Scouts missed an opportunity to catch the potential first round pick at the event, but being seen isn’t an issue. McCoshen is no stranger to larger stages.

Last year his Blackhawks lost in the league finals to the Green Bay Gamblers and then kicked off their season by finishing second at the Junior Club World Cup in Omsk, Russia. He followed that up by playing in the first ever USA Hockey All-American prospects game in late September and most recently suited up late last month for Team West – was named a captain for the game – in his second USHL Prospects Game in Muskegon, Michigan.

“It was a huge honor (to be a captain), the USHL has done a lot for me,” McCoshen said. “This is pretty much where I’ve developed all of my skills and have played my entire junior hockey career so far.”

The United States Hockey League has taught McCoshen well.

“I think Ian is a very good student of the game. I think all those (events) allow him to see other teams and other talented players,” O’Handley said. “Being able to adapt your game to an environment and all those experiences just complete the package for Ian. He’s had a great three year run (in Waterloo) that has allowed him to see and experience a lot of different things.”

Now McCoshen is focused on finishing up the regular season strong while gearing up to make another deep playoff run with the Blackhaws.

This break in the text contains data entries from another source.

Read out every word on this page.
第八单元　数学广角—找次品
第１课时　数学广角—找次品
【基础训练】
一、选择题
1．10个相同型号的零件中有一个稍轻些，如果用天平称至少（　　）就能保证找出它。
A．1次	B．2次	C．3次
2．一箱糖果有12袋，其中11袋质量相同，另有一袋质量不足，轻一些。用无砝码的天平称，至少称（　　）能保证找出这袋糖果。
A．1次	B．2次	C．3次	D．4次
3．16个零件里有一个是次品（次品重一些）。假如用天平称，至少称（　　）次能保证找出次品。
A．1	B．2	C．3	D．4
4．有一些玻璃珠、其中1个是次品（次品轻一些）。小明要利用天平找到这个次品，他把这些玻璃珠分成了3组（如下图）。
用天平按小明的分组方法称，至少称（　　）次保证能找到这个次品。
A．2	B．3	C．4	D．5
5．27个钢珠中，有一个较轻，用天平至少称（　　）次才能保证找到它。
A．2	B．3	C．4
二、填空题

Then come June, he can figure out which NHL organization he’ll begin his pro career with as he’s all but assured to have his named called in New Jersey.

“I don’t know if he’s a bona fide offensive guy, but he’s going to give his college team or pro team some offense because he can shoot it so hard,” said PK O’Handley, who has been McCoshen’s coach for the three years he’s played in Waterloo. “I don’t know if he’s a number one power play guy in the NHL but he’s a power play guy of some sort because of his ability to shoot.”

O’Handley believes that in the NHL McCoshen can fit into a top-four role on a team’s depth chart if he can up his decision-making skills.

“I think there are some management points to his game he can get better at,” O’Handley admitted. “Sometimes it’s just chipping a puck out and buying some time. He’s a competitive guy and sometimes he tries to be everything for our team and sometimes it counteracts itself. It’s just some fine tuning of management, when to slow it down and when to speed it up for the team’s success as well as his.”

And if he’s able to that, McCoshen will make an NHL team thrilled with their investment.